Monday, May 14, 2012

Blogging through St. Augustine's "The City of God": notes on Book I

In a collection of the best first lines in literature, Augustine's "The glorious city of God is the theme of my work" would surely be in the top ten.

The Pastoral Response to Calamity
In Book I, it is Augustine the bishop that we meet. He's dealing with theodicy - if there is a good God, why do bad things happen? - except that this isn't your normal abstract theological pondering. The people of his diocese have just been through a barbarian invasion, suffering death, rape, and kidnapping. This theological treatise is pastoral.

Augustine writes, "though good and bad men suffer alike, we must not suppose that there is no difference between the men themselves, because there is no difference in what they both suffer . . . the same violence of affliction proves, purges, clarifies the good, but damns, ruins, exterminates the wicked . . . So material a difference does it make, not what ills are suffered, but what kind of man suffers them." (emphasis mine.)

The Fear of Good Men
Then, interestingly, he goes off into a side channel and observes that good men often fail to comment on the behavior of the bad when they should, because they are afraid of losing the opinion of bad men. I admit that I found this very challenging. Christians are so often characterized as "hateful", and you don't want to be that, right? I want so much for non-Christians to understand that I don't hate them. I love them, and I disagree with them. But how often do I soft-pedal my disagreement not because I want to express my love, but because I'm afraid my disagreement will be taken as hate? But it isn't love to lie, it isn't love to withhold the truth. I think I need to meditate more on the Bible's exhortations not to be frightened with any fear. Love and truth. Love and truth.

Quotables
A few short and pithy quotations from the middle of Book I:
For it was well that they who had so long despised these verbal admonitions should receive the teaching of experience.
For nothing could perish on earth save what they would be ashamed to carry away from earth.
Now the end of life puts the longest life on a par with the shortest.
For the body is not an extraneous ornament or aid, but a part of man's very nature.
Love of Others and Love of Self
There follows a very moving argument for why it is good to bury the dead, even though their souls are no longer with their bodies: it is a sign of our hope of the resurrection and our love for the people whose bodies we bury.
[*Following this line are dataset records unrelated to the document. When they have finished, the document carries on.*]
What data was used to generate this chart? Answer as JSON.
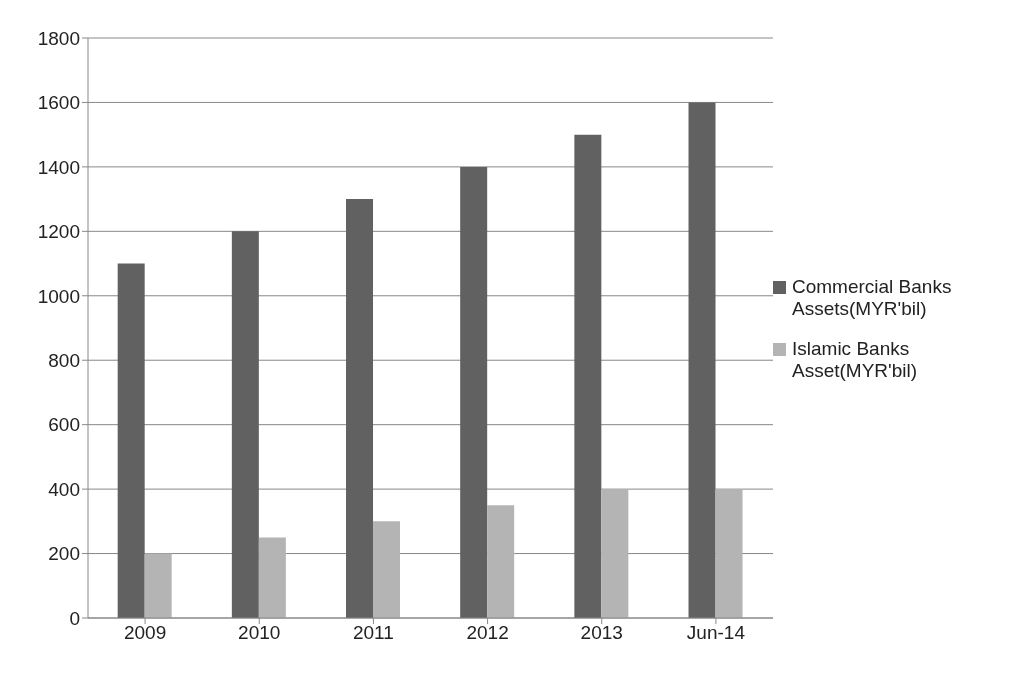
{
  "chart_data": {
    "type": "bar",
    "categories": [
      "2009",
      "2010",
      "2011",
      "2012",
      "2013",
      "Jun-14"
    ],
    "series": [
      {
        "name": "Commercial Banks Assets(MYR'bil)",
        "color": "#616161",
        "values": [
          1100,
          1200,
          1300,
          1400,
          1500,
          1600
        ]
      },
      {
        "name": "Islamic Banks Asset(MYR'bil)",
        "color": "#b4b4b4",
        "values": [
          200,
          250,
          300,
          350,
          400,
          400
        ]
      }
    ],
    "ylim": [
      0,
      1800
    ],
    "yticks": [
      0,
      200,
      400,
      600,
      800,
      1000,
      1200,
      1400,
      1600,
      1800
    ],
    "grid": "y",
    "legend": "right"
  }
}
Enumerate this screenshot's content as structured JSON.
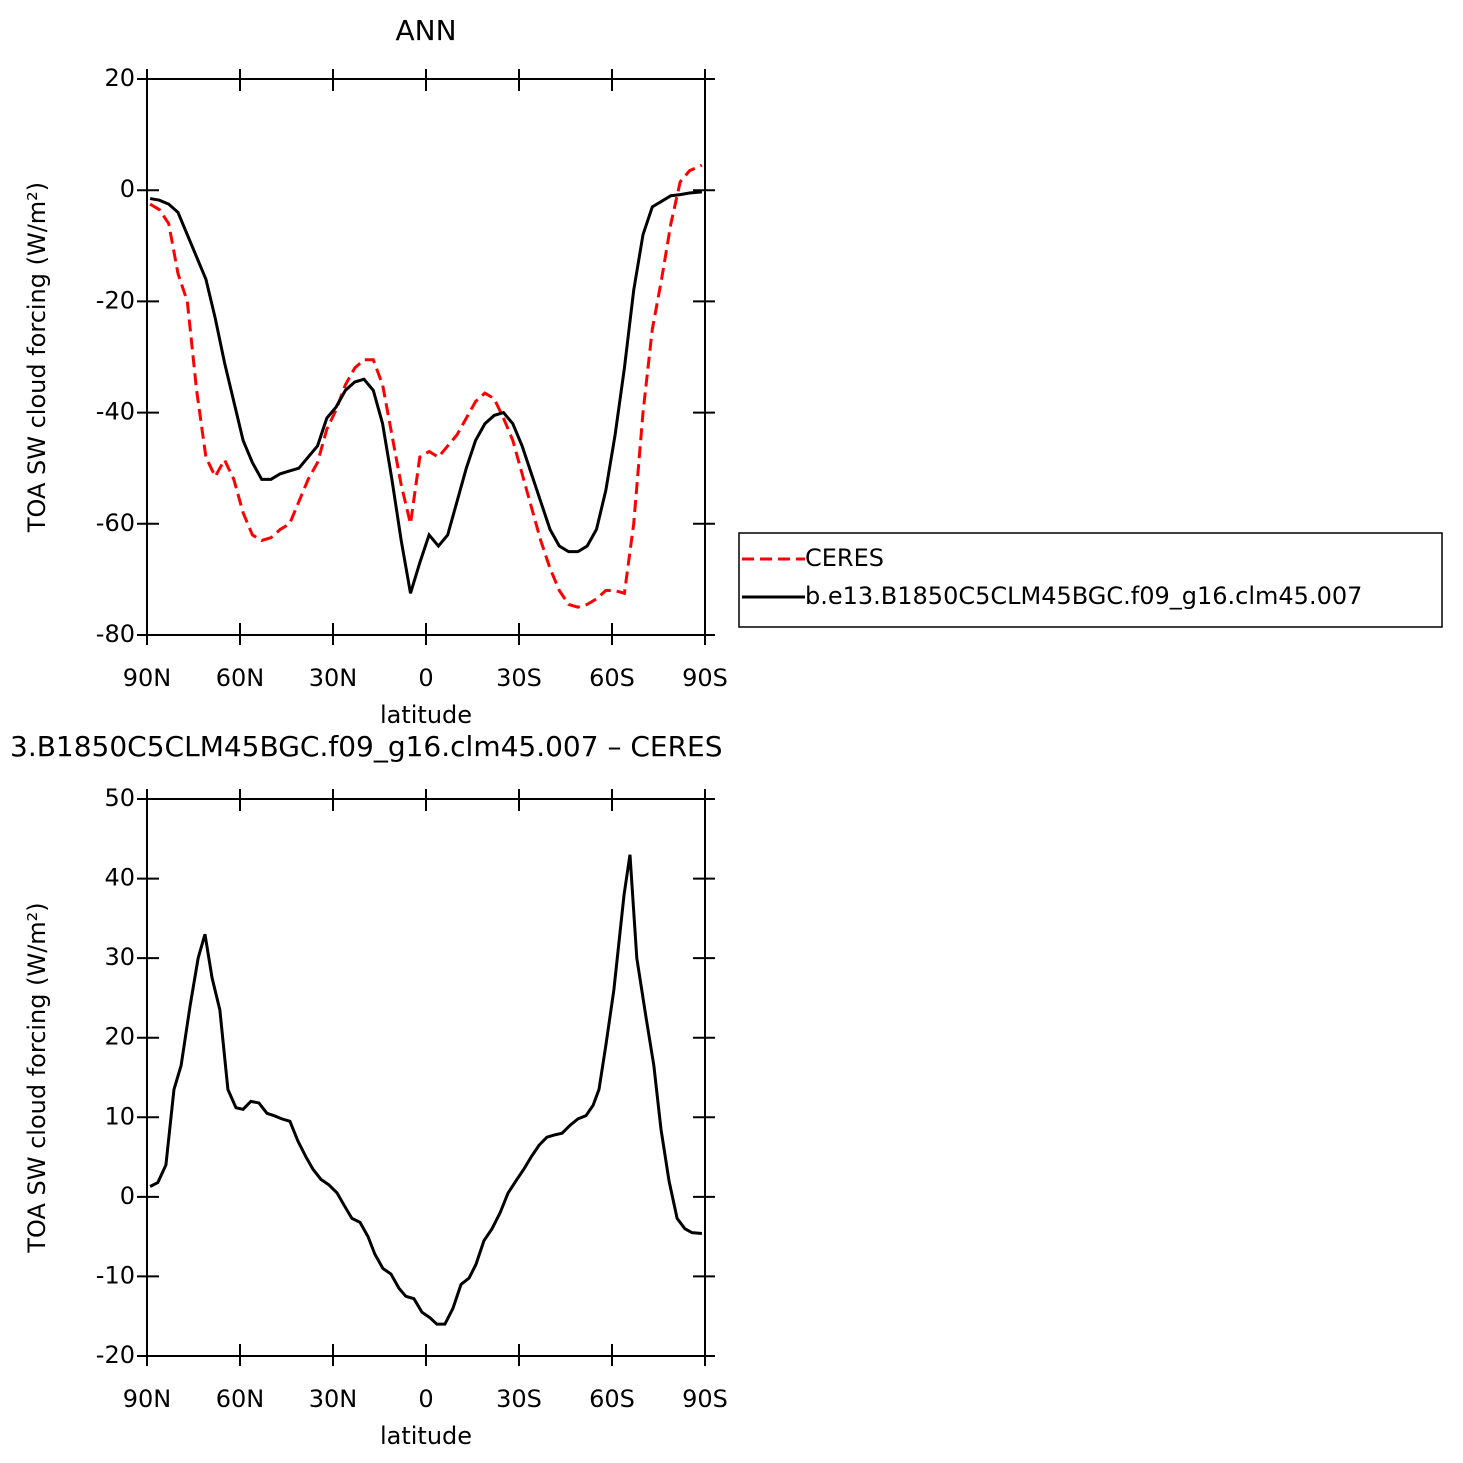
{
  "chart_data": [
    {
      "type": "line",
      "title": "ANN",
      "x_label": "latitude",
      "y_label": "TOA SW cloud forcing (W/m²)",
      "x": [
        89,
        86,
        83,
        80,
        77,
        74,
        71,
        68,
        65,
        62,
        59,
        56,
        53,
        50,
        47,
        44,
        41,
        38,
        35,
        32,
        29,
        26,
        23,
        20,
        17,
        14,
        11,
        8,
        5,
        2,
        -1,
        -4,
        -7,
        -10,
        -13,
        -16,
        -19,
        -22,
        -25,
        -28,
        -31,
        -34,
        -37,
        -40,
        -43,
        -46,
        -49,
        -52,
        -55,
        -58,
        -61,
        -64,
        -67,
        -70,
        -73,
        -76,
        -79,
        -82,
        -85,
        -89
      ],
      "series": [
        {
          "name": "CERES",
          "color": "#ff0000",
          "linestyle": "dashed",
          "values": [
            -2.5,
            -3.5,
            -6,
            -15,
            -20,
            -36,
            -48,
            -51.5,
            -48.5,
            -52,
            -58,
            -62,
            -63,
            -62.5,
            -61,
            -60,
            -56,
            -52,
            -49,
            -43,
            -39.5,
            -35,
            -32,
            -30.5,
            -30.5,
            -35,
            -44,
            -53,
            -60,
            -48,
            -47,
            -48,
            -46,
            -44,
            -41,
            -38,
            -36.5,
            -37.5,
            -41,
            -45,
            -51,
            -57,
            -63,
            -68,
            -72,
            -74.5,
            -75,
            -74.5,
            -73.5,
            -72,
            -72,
            -72.5,
            -60,
            -40,
            -25,
            -16,
            -6,
            1.5,
            3.5,
            4.5
          ]
        },
        {
          "name": "b.e13.B1850C5CLM45BGC.f09_g16.clm45.007",
          "color": "#000000",
          "linestyle": "solid",
          "values": [
            -1.5,
            -1.8,
            -2.5,
            -4,
            -8,
            -12,
            -16,
            -23,
            -31,
            -38,
            -45,
            -49,
            -52,
            -52,
            -51,
            -50.5,
            -50,
            -48,
            -46,
            -41,
            -39,
            -36,
            -34.5,
            -34,
            -36,
            -42,
            -52,
            -63,
            -72.5,
            -67,
            -62,
            -64,
            -62,
            -56,
            -50,
            -45,
            -42,
            -40.5,
            -40,
            -42,
            -46,
            -51,
            -56,
            -61,
            -64,
            -65,
            -65,
            -64,
            -61,
            -54,
            -44,
            -32,
            -18,
            -8,
            -3,
            -2,
            -1,
            -0.8,
            -0.5,
            -0.3
          ]
        }
      ],
      "xlim": [
        90,
        -90
      ],
      "xticks": [
        {
          "value": 90,
          "label": "90N"
        },
        {
          "value": 60,
          "label": "60N"
        },
        {
          "value": 30,
          "label": "30N"
        },
        0,
        {
          "value": -30,
          "label": "30S"
        },
        {
          "value": -60,
          "label": "60S"
        },
        {
          "value": -90,
          "label": "90S"
        }
      ],
      "ylim": [
        -80,
        20
      ],
      "yticks": [
        -80,
        -60,
        -40,
        -20,
        0,
        20
      ],
      "legend": "right"
    },
    {
      "type": "line",
      "title": "3.B1850C5CLM45BGC.f09_g16.clm45.007 – CERES",
      "x_label": "latitude",
      "y_label": "TOA SW cloud forcing (W/m²)",
      "x": [
        89,
        86.5,
        83.9,
        81.3,
        79,
        76.1,
        73.5,
        71.3,
        69,
        66.5,
        63.9,
        61.3,
        59,
        56.5,
        53.9,
        51.3,
        49,
        46.5,
        43.9,
        41.3,
        38.7,
        36.5,
        33.9,
        31.3,
        28.7,
        26.5,
        23.9,
        21.3,
        18.7,
        16.5,
        13.9,
        11.3,
        8.7,
        6.5,
        3.9,
        1.3,
        -1.3,
        -3.5,
        -6.1,
        -8.7,
        -11.3,
        -13.9,
        -16.1,
        -18.7,
        -21.3,
        -23.9,
        -26.5,
        -29,
        -31.6,
        -33.9,
        -36.5,
        -39,
        -41.6,
        -43.9,
        -46.5,
        -49,
        -51.6,
        -53.9,
        -55.8,
        -58,
        -60.6,
        -63.9,
        -65.8,
        -68,
        -71,
        -73.5,
        -75.8,
        -78.4,
        -81,
        -83.5,
        -85.8,
        -89
      ],
      "series": [
        {
          "color": "#000000",
          "linestyle": "solid",
          "values": [
            1.3,
            1.8,
            4,
            13.5,
            16.5,
            24,
            30,
            33,
            27.5,
            23.5,
            13.5,
            11.2,
            11,
            12,
            11.8,
            10.5,
            10.2,
            9.8,
            9.5,
            7,
            5,
            3.5,
            2.2,
            1.5,
            0.5,
            -1,
            -2.7,
            -3.2,
            -5,
            -7.2,
            -9,
            -9.7,
            -11.5,
            -12.5,
            -12.8,
            -14.5,
            -15.2,
            -16,
            -16,
            -14,
            -11,
            -10.2,
            -8.5,
            -5.5,
            -4,
            -2,
            0.5,
            2,
            3.5,
            5,
            6.5,
            7.5,
            7.8,
            8,
            9,
            9.8,
            10.2,
            11.5,
            13.5,
            19,
            26,
            38,
            43,
            30,
            22.5,
            16.5,
            8.5,
            2,
            -2.7,
            -4,
            -4.5,
            -4.6
          ]
        }
      ],
      "xlim": [
        90,
        -90
      ],
      "xticks": [
        {
          "value": 90,
          "label": "90N"
        },
        {
          "value": 60,
          "label": "60N"
        },
        {
          "value": 30,
          "label": "30N"
        },
        0,
        {
          "value": -30,
          "label": "30S"
        },
        {
          "value": -60,
          "label": "60S"
        },
        {
          "value": -90,
          "label": "90S"
        }
      ],
      "ylim": [
        -20,
        50
      ],
      "yticks": [
        -20,
        -10,
        0,
        10,
        20,
        30,
        40,
        50
      ]
    }
  ]
}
And then we come to Augustine's discussion of the rape of Christian women during the sack of the city. Some parts of it were very hard on my modern sensibilities - I'm still trying to think through all of his arguments - but this is very comforting for any victim of violence, I think, ageless advice and truth:

. . . nothing that another person does with the body, or upon the body, is any fault of the person who suffers it, so long as he cannot escape it without sin.
In other words: what someone else does to you is not your fault, it's his own. Augustine also argues against suiciding in order to escape violence, though he shows sympathy for those who took this route. He says that suicide is out because we aren't to commit the crime of murdering the innocent, and he adds that, "our love of our neighbor is regulated by the love of ourselves" - or, in other words, you are God's creature too, and you may not misuse His creation, even if that creation is you. You are to love others as you love yourself, so love yourself as God would have you do.


Corrupt Society - ancient and modern
It's also to be noted that Augustine thinks very badly of the theatre, finds it a morally corrupting influence. Roman theatre isn't the same as modern movies and television, of course, but you can't help but wonder what his judgment would be on our entertainments. I don't think he'd find most of them edifying.

It's also notable that he connects theatres to prosperity, and finds that prosperity is often morally disastrous. Earlier he says,
For certainly your desire for peace, and prosperity, and plenty is not prompted by any purpose of using these blessings honestly, that is to say, with moderation, sobriety, temperance, and piety; for your purpose rather is to run riot in an endless variety of sottish pleasures, and thus to generate from your prosperity a moral pestilence which will prove a thousandfold more disastrous than your fiercest enemies.
The Two Cities
Book One ends with Augustine announcing his purpose to go on comparing the City of God and the city of man. He says,
In truth, these two cities are entangled together in this world, and intermixed until the last judgment effect their separation. I now proceed to speak, as God shall help me, of the rise, progress, and end of these two cities; and what I write, I write for the glory of the city of God, that, being placed in comparison with the other, it may shine with a brighter lustre. 

I'll have more when I finish Book II! For now, what stands out for you here? I'm pretty astonished at the broad range of topics he covers in just the opening book. And at how much here I found convicting - I think I found more convicting than puzzling/disturbing, which goes to show . . . well, that the faith is the faith. It's recognizable across the centuries.